眼の前にいる顔なじみの文官に、俺は気怠げに問いかけた。
「授業さぼらせてまで呼んだのは、どういうこと?」
顔なじみの文官は紅茶をすすり終えると、俺に目を向けてきた。
「学園生活はどうだ?」
「まあ普通。やっと軌道に乗ってきたところかな」
「ふむ。軌道に乗った、とは嫁探しの話か?」
「それ以外ないだろ」
「それ以外あれよ、むしろそれ以外であれよ」
まあいい、と文官は続ける。
「本題に入るが、今日呼び出したのはケイヴ領のことだ」
「うん」
「管理の人間は雇っておいた、安心して良い」
「え、本当。何もないけど放置するのも、って思ってたから助かるよ」
「ああ。だが、金はしっかりとお前から貰うから覚悟しておけ」
「はあああ!? 何でだよ!」
「当たり前だろ。誰の領地だ、誰の。
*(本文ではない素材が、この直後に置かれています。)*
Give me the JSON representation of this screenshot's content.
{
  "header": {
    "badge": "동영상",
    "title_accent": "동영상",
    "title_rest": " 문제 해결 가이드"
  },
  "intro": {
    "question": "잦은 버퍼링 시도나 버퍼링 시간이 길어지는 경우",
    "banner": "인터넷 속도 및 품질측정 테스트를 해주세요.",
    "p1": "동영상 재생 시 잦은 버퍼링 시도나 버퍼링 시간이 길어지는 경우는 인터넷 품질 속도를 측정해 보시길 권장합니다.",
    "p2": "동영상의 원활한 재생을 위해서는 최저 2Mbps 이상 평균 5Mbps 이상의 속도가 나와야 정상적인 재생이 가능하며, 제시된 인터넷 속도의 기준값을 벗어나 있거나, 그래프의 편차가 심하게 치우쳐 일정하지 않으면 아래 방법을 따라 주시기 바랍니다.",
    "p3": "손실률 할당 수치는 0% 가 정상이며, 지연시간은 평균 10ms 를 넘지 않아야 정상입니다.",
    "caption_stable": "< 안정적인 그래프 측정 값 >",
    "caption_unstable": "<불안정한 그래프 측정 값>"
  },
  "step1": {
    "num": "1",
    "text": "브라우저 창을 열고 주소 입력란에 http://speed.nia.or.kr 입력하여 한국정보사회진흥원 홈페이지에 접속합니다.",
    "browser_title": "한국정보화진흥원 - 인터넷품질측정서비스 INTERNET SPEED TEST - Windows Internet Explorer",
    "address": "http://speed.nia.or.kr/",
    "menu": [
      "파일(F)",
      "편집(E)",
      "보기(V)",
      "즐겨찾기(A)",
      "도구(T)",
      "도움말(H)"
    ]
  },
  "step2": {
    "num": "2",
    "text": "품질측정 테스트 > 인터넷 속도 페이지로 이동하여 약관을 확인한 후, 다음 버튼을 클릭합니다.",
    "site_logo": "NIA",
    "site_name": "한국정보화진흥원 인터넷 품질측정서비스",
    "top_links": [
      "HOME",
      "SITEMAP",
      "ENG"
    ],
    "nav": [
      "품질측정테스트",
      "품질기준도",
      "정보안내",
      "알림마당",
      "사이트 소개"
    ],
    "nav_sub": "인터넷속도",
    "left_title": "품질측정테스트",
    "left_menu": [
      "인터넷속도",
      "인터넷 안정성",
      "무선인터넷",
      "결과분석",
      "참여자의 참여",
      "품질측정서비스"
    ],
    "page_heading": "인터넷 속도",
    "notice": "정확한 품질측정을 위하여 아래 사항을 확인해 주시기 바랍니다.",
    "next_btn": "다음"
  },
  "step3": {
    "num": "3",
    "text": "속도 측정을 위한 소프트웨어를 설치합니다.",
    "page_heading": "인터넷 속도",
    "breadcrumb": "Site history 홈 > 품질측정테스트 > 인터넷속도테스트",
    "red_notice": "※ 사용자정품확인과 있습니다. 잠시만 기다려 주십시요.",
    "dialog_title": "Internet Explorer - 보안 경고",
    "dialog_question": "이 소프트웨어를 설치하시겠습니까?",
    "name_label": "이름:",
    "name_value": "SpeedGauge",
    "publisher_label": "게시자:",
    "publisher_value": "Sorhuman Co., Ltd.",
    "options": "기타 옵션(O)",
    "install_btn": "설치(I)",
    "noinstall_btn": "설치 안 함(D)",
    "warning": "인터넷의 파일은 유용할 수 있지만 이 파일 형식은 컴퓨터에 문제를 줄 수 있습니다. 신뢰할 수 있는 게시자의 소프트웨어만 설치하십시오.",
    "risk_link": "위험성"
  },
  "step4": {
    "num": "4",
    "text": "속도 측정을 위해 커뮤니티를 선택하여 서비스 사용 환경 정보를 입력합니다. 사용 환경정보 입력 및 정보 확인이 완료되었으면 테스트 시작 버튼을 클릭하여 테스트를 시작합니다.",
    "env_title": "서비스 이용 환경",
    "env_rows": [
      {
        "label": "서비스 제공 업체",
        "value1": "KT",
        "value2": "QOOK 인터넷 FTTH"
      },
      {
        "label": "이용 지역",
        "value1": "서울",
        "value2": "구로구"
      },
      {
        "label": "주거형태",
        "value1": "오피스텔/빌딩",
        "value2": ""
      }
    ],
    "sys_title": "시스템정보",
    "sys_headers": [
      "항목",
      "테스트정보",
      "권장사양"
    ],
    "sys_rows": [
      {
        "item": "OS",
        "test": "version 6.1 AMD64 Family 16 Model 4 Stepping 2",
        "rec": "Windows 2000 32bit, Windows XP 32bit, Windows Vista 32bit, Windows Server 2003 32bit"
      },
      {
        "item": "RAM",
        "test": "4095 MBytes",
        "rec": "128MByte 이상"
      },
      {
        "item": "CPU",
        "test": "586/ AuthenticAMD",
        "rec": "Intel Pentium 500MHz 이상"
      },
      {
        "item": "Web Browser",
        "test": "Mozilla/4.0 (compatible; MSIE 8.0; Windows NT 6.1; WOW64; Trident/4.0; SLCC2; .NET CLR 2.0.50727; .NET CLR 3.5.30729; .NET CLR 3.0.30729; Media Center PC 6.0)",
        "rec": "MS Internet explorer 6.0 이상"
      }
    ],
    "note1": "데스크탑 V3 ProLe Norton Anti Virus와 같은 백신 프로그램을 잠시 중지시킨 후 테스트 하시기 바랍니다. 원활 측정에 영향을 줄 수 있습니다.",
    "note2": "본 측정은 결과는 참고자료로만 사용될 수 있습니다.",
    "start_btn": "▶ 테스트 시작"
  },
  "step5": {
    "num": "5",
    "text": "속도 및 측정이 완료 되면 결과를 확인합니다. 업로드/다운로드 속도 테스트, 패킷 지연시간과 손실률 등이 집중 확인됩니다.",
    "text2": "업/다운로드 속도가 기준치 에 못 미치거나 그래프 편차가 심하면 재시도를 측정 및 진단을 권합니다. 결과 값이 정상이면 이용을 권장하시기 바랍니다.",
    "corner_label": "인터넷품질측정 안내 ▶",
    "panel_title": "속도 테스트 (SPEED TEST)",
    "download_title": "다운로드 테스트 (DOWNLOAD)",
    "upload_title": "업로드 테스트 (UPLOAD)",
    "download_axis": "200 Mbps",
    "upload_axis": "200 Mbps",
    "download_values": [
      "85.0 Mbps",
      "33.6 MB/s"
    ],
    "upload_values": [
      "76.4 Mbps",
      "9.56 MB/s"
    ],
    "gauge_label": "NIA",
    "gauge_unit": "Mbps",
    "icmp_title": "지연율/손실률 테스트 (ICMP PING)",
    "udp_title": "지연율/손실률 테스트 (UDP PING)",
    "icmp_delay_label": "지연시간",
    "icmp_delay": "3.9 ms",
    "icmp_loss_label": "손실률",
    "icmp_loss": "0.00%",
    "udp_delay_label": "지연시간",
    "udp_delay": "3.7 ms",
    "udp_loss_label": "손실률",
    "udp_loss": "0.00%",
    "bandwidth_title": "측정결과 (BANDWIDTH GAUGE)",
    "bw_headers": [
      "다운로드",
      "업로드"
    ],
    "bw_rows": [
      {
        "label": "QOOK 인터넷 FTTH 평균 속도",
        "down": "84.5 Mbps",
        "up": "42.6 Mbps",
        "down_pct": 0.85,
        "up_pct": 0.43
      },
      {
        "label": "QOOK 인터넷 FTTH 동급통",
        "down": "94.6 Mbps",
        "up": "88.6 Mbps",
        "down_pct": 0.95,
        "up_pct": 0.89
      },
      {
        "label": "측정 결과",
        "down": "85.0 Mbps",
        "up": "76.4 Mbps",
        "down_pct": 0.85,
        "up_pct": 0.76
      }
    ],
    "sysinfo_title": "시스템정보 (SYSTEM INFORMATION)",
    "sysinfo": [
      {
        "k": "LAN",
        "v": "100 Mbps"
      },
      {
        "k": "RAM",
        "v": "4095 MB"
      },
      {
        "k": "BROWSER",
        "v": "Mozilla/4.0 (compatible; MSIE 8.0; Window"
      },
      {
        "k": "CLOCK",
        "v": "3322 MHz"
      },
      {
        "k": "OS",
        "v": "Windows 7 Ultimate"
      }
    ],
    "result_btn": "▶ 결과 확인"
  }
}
私の手間賃をまけてやってるんだから、ちゃんと払え」
「ぐぬぬ……」
そう言われてしまえば、黙るしかない。
だが。
「でも本当に金がないんだよ。まあ領のことは必要経費だとしても、払ってしまえば俺の私生活が終わる」
「はあ? 学生らしい質素な生活するだけの金はあるだろ?」
「ない。誘われるがままに社交会に行く返事をしたからない」
文官に大きく溜息をつかれる。
「なら働け」
「働きたくない」
「黙れ、働け」
「いや自分の気持ち抜きにしてだって。働けって言われても、俺貴族だよ? 市井に混じってバイトなんかしたら、折角貴族扱いされたのにまた平民以下にされるって」
「わかった。お前が出来そうな、貴族に馬鹿にされない仕事を紹介してやる」
「えー、ろくでもなさそう……」
「今日の放課後から働けるようにしておく」
「はっや。嘘です、はい……ありがとうございます」
こうして俺の社交会への資金繰りは始まったのだった。